Rishi Sunak has confirmed he will be easing a series of green policies under a “new approach” designed to protect “hard-pressed British families” from “unacceptable costs”.
Delivering a speech from Downing Street, he said he is still committed to reaching net zero by 2020, but the transition can be done in a “fairer and better way”.
In a major policy shift, the prime minister confirmed he will delay a ban on the sale of new diesel and petrol cars by five years and a weakening of targets to phase out gas boilers.

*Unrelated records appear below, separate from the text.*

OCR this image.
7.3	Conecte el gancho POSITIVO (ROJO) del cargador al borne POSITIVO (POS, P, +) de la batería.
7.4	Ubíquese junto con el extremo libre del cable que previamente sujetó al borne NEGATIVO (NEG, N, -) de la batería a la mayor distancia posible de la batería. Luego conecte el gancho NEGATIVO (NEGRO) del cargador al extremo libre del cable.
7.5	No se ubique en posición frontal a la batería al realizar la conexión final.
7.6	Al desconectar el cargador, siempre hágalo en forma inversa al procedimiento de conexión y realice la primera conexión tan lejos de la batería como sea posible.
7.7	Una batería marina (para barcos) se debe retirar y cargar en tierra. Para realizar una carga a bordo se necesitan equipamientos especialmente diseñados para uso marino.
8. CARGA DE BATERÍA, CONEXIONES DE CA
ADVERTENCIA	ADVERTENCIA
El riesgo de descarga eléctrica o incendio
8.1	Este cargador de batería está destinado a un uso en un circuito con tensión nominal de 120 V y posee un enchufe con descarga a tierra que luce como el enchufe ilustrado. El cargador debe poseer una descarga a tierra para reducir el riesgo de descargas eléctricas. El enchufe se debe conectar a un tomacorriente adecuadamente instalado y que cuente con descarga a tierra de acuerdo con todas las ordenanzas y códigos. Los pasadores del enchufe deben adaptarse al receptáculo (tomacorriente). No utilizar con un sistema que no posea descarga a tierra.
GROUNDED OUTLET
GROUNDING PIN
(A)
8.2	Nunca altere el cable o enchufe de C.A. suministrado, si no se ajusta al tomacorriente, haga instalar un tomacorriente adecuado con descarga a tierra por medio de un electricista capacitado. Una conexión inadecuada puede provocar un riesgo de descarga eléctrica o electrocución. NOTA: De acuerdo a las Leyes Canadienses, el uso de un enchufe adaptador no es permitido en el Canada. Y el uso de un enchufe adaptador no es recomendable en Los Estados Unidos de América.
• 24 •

He also said a “worrying set of proposals” that had emerged during debates on net zero would be scrapped, including:
- To enforce upgrades to home insulation in two years
- For government to interfere in how many passengers you can have in your car
- To force you to have seven different bins in your home
- To make you change your diet and harm British farmers by taxing meat
- To create new taxes to discourage flying or going on holiday
“Our destiny can be of our own choosing,” Mr Sunak said – while calling for politicians to be “honest” and to put the long-term interests of the country before short-term political rows on green issues.
Explaining the government’s decision to delay the ban on the sale of new petrol and diesel cars – currently due in 2030 – by five years, he said this would give businesses “more time to prepare”.
He also said people would still be allowed to buy secondhand diesel and petrol cars after that date and this would align the UK’s approach with countries across Europe, Canada and many US states.
On the transition from gas boilers to heat pumps, Mr Sunak said the government would never force anyone to make the switch.
This will only be required when people are due to change their boiler anyway and even then, not until 2035.
To help households for whom that will be the hardest, he said an exception will be introduced so they would not have to make the change.
And he said rather than banning boilers “before people can afford the alternative” the government is going to “support them to make the switch”.
Confirming new money to help with boilers, the prime minister said: “The boiler upgrade scheme which gives people cash grants to upgrade their boiler will be increased by 50% to seven and a half thousand pounds.
“There are no strings attached. The money will never need to be repaid.”
Similarly, he said subsidies for making homes more energy efficient would continue – but not one would be forced to take such measures.
Referring to heatwaves and wildfires this summer, Mr Sunak said “no one can doubt” the reality of climate change.
But he added there was “nothing ambitious” about forcing through changes to people’s lives “without any meaningful democratic debate”.
He said no one in Westminster had yet had the “courage” to “look people in the eye and explain what’s really involved” with meeting net zero by 2020.
“That’s wrong and it changes now,” the prime minister said.
Mr Sunak went on to defend the UK’s record, arguing the country is “so far ahead” of other countries in the world when it comes to cutting greenhouse gas emissions.
The prime minister said the “risk” of changing too fast to meet net zero was that the public would stop supporting it – jeopardising the chances of the UK ever meeting the goal.
“This debate needs more clarity, not more emotion,” Mr Sunak added.
“We seem to have defaulted to an approach that would impose unacceptable costs on hard-pressed British families,” he said.
Despite the “new approach”, the prime minister insisted the UK would meet its international obligations on climate change – such as those made under the Paris Climate Accords.
Johnson and Gore among critics
The announcement comes after last night’s leak of plans to push back key target dates for switching to green energy, which have triggered a huge row within the Tory party.
In a rare late-night statement, Mr Sunak said his plans would not be derailed by a “leak”, claiming politicians “of all stripes have not been honest about costs and trade-offs” associated with net zero.
Climate scientists say urgent cuts are needed to the world’s greenhouse gas emissions if we are to stop temperatures rising to a potentially catastrophic extent.
In the summer, scientists warned extreme heat events were rapidly on the rise due to climate change.
Tory MPs split over slowing of net zero pace
The UK’s commitment to reach net zero by 2050 was written into law in 2019.
Mr Sunak has said he is still committed to that target but wants to make sure the measures to get there don’t add extra costs to households.
However, he faced criticism for disrupting the certainty needed for firms to invest in Britain, particularly the car industry.
Environmental groups also warned achieving net zero requires deep emissions cuts this decade and that they cannot just be cut at the last minute.
While Labour’s Ed Miliband, the party’s shadow climate secretary, accused Mr Sunak of a “panicked” speech on the issue and “economic illiteracy” which would lead to higher energy bills for families.
Tory MPs are split, with some seeing the row back on costly green policies as a vote winner and others fearing the impact it will have on business and the climate.